Attention : longue interview alors on se fait un petit thé, on se planque sous un plaid et on profite du moment ! Pour la suivre, voici son insta!

On voit beaucoup de fitness girls aux corps « parfaits » sur les réseaux sociaux. Qu’est-ce que tu dirais aux filles qui complexent en voyant ces photos ?

Moi la première je complexe en voyant des filles sur Instagram, qu’elles aient un corps parfait ou pas. En fait je sais même pas ce qu’est un corps parfait vu que cette vision change selon les personnes. Je n’ai pas du tout confiance en moi. Je ne me trouve pas du tout sexy ou pas super « bonne » comme les gens disent des meufs justement au corps parfait.

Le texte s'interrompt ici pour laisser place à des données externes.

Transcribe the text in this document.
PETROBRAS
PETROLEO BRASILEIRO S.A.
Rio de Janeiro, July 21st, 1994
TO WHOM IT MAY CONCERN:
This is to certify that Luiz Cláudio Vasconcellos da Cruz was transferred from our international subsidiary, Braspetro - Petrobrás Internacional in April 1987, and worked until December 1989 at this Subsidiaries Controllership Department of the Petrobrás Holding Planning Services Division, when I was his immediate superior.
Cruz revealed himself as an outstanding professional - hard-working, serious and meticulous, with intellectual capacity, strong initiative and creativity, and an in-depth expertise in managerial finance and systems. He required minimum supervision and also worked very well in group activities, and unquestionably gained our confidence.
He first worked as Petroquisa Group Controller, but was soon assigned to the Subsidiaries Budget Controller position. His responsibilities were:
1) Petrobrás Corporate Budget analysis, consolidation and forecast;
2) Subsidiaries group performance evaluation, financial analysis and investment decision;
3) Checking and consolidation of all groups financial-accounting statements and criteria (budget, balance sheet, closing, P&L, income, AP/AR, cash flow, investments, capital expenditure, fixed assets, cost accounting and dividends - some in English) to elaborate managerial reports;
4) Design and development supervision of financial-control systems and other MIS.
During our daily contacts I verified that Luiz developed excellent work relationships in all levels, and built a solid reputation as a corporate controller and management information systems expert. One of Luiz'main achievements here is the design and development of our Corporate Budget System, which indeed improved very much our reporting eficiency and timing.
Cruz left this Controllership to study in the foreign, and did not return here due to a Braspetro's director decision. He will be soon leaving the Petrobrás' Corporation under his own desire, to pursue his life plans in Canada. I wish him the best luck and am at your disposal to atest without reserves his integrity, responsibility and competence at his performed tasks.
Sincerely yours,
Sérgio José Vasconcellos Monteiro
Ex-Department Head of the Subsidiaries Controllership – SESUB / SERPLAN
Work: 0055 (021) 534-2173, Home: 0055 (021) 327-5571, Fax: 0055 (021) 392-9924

C’est un combat que je mène tous les jours parce que je me compare énormément donc quand je vois que des filles se comparent elles aussi, j’ai ce truc naturel de vouloir leur dire qu’elles sont magnifiques. Ce que les filles qui se comparent comme moi ne prennent pas en compte c’est que les photos sont souvent retouchées, ont un angle qui met en valeur les formes ou la partie du corps qu’on veut montrer, il y a une lumière, une pose, une posture. Parfois c’est évident, on voit qu’elle cambre à fond ou qu’elle est complètement penchée de côté et parfois c’est un peu plus discret et on ne s’en doute pas. C’est là où les filles, en tout cas les plus jeunes, se disent « wouah elle, elle est comme ça dans cette position et moi je ressemble à un pâté quoi ». J’ai qu’une chose à dire … il faut arrêter de se comparer parce qu’au final il y aura toujours mieux, il y aura toujours pire. La beauté, l’art, la norme, c’est tellement subjectif qu’il n’y a pas réellement de réponse à tout ça.